The fact is that a simple sentence consists of around 8 to 12 words. With software keyboards for mobile devices or even smart watches, a trained user achieves an average of 8 to 12 words per minute (wpm). So, without shortcuts, writing a simple phrase takes more than one minute. In the specific context of interaction with a smart watch, one minute or more for texting is too long. As it is difficult to memorize a long list of abbreviations, a list of 25 to at most 40 common English abbreviations seems to be sufficient for covering lots of situations and speeding up the text entry.

8 Discussion and Future Directions

In this paper, we have analyzed different recent works on smartwatch text entry. We have designed a new approach called UniWatch derived from the UniGlyph method and have explored three input strategies based on touch buttons, finger drawing and flick gestures. We have performed a qualitative and quantitative comparison of these approaches. We have found that there is no significant difference between them from the quantitative point of view. On the other hand, from the qualitative point of view, the ambiguous key approach based on key taps has been judged more usable. Whatever the approaches, we have insisted on the necessity of a specific word predictor well fitted for short and not syntactically correct sentences and the importance of textual shortcuts.

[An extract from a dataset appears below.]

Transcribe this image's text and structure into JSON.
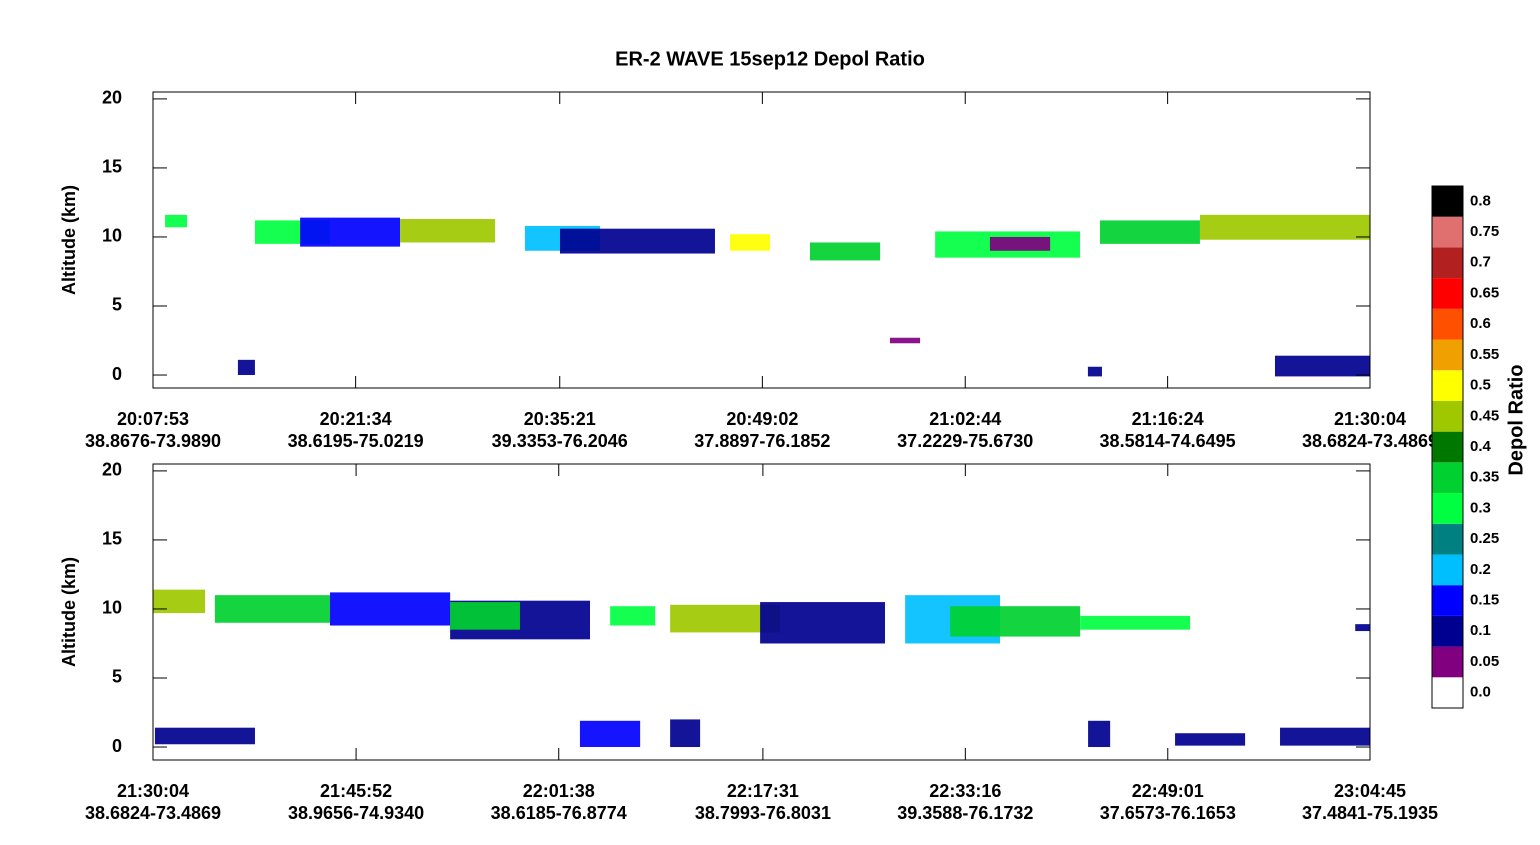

In conclusion, taking into account the qualitative and quantitative analyzes, we think that the ambiguous key approach is preferable because it implies a better feedback (the primitive shape is recalled on the key), it is easiest to use (minimization of the working memory load compared to the flick gesture entry approach), it is quick and reliable.

In the next future, we will develop a proof of concept prototype of UniWatch based on ambiguous keys and textual shortcuts adapted to the context of use of a smartwatch.